У Белого Яра
Шрифт:
Пилили решетку по очереди. Чтобы заглушить визг напильника, принимались петь. Под Хабаровском поздно ночью по одному выбросились через люк вагона.
При падении Андрей сильно ударился головой о щебенчатую бровку насыпи, потерял сознание, но тут же пришел в себя. Он не ощущал боли: так велика была его радость. Свобода! Он будет жить! Проберется к партизанам и вместе с ними будет бороться против Колчака.

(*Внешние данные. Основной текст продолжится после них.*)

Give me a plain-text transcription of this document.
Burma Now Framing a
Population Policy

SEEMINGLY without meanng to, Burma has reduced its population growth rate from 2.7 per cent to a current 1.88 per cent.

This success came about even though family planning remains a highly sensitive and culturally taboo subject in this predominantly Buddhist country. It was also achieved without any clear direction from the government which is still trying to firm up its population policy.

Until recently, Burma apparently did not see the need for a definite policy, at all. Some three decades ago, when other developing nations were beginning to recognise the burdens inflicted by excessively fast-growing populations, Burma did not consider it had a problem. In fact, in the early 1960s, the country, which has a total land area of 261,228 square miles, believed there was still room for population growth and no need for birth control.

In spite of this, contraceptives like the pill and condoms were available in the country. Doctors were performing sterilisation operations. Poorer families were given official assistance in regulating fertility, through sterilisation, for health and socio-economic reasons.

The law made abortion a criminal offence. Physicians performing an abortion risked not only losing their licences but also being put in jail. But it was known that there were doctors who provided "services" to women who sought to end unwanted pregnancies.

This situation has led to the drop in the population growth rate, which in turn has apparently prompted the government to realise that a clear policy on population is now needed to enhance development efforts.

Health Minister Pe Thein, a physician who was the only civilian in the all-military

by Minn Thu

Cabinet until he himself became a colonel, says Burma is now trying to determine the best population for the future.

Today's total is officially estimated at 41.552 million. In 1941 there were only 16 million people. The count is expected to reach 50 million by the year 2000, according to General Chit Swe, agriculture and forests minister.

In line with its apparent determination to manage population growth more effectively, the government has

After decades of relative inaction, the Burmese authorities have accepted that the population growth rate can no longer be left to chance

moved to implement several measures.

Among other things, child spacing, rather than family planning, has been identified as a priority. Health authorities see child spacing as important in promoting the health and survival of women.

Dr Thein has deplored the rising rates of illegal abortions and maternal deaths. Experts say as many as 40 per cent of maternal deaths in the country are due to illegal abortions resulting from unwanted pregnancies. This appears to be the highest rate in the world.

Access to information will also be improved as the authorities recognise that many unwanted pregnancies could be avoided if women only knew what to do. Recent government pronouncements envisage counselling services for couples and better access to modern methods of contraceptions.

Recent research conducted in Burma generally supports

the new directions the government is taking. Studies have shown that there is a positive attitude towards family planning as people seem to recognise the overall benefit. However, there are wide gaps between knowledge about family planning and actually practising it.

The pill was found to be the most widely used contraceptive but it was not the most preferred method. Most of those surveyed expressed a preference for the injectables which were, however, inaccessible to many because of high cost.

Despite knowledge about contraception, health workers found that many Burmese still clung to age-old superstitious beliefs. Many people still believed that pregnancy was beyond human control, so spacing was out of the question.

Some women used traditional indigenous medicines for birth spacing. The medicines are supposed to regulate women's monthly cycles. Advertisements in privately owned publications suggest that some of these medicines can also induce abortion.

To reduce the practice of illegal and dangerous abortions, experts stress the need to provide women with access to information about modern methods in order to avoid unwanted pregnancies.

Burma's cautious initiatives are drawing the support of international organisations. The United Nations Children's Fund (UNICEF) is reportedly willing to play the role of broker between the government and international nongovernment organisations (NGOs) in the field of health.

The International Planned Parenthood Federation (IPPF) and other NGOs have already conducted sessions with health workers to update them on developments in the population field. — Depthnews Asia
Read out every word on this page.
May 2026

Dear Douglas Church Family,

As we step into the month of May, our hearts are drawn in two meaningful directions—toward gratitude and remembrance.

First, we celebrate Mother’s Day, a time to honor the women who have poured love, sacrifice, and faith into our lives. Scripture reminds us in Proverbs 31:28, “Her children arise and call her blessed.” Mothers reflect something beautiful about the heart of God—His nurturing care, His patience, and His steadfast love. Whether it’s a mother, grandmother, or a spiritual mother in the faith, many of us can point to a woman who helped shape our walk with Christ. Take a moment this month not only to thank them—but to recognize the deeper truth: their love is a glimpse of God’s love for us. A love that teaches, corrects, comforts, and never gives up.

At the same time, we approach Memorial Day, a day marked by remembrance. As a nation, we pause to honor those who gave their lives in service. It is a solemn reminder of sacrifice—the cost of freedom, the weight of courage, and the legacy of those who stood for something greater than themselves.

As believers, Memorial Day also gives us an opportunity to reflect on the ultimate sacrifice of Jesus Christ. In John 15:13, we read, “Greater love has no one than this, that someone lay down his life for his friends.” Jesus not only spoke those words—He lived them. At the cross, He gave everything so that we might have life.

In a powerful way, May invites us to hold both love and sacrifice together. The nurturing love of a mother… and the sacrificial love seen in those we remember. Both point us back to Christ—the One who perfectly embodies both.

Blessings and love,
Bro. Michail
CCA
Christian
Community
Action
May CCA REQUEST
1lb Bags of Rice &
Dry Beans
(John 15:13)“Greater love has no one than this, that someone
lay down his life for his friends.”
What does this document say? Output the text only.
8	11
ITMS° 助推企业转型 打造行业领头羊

Андрей сполз по бровке в широкую заросшую канаву, жадно вдохнул пряные запахи душистого разнотравья.
Андрей
Припав поцарапанной щекой к прохладной росистой лебеде, внезапно заснул. Так спал он в детстве в обнимку с Дмитрием, когда они ездили с отцом на покос.
ГЛАВА ВОСЕМНАДЦАТАЯ
ВОЗВРАЩЕНИЕ
Медленно тащился сборный.
Обычный, ничем не примечательный, какие в девятнадцатом году шли по всем направлениям, не привлекая к себе внимания: длинная вереница товарных теплушек с пассажирским вагоном в хвосте.
Его тянул малосильный, с непомерно высокой трубой паровоз, ласково прозванный железнодорожниками «овечкой». Плотно закутавшись, как шалью, грязными космами дыма, он с трудом преодолевал крутые подъемы и довольно бойко бежал под уклон. Громыхающий и лязгающий состав оглашал чудовищным шумом широкие сибирские просторы.
Андрей стоял у раскрытого окна, машинально прижимая к лицу букет полевых цветов. Их острый аромат напомнил ему о недавнем...
На перроне уже шла посадка, а партизаны, окружив Андрея, наперебой кричали: «Прощай, товарищ комиссар!». Через толпу к нему пробиралась повариха тетя Поля.
В воображении Андрея живо возникает дорогой образ: строгое, в бесчисленных морщинах лицо, на котором, кажется, никогда не появлялась улыбка. Но Андрей знал: под суровой наружностью скрывалось доброе сердце одинокой женщины.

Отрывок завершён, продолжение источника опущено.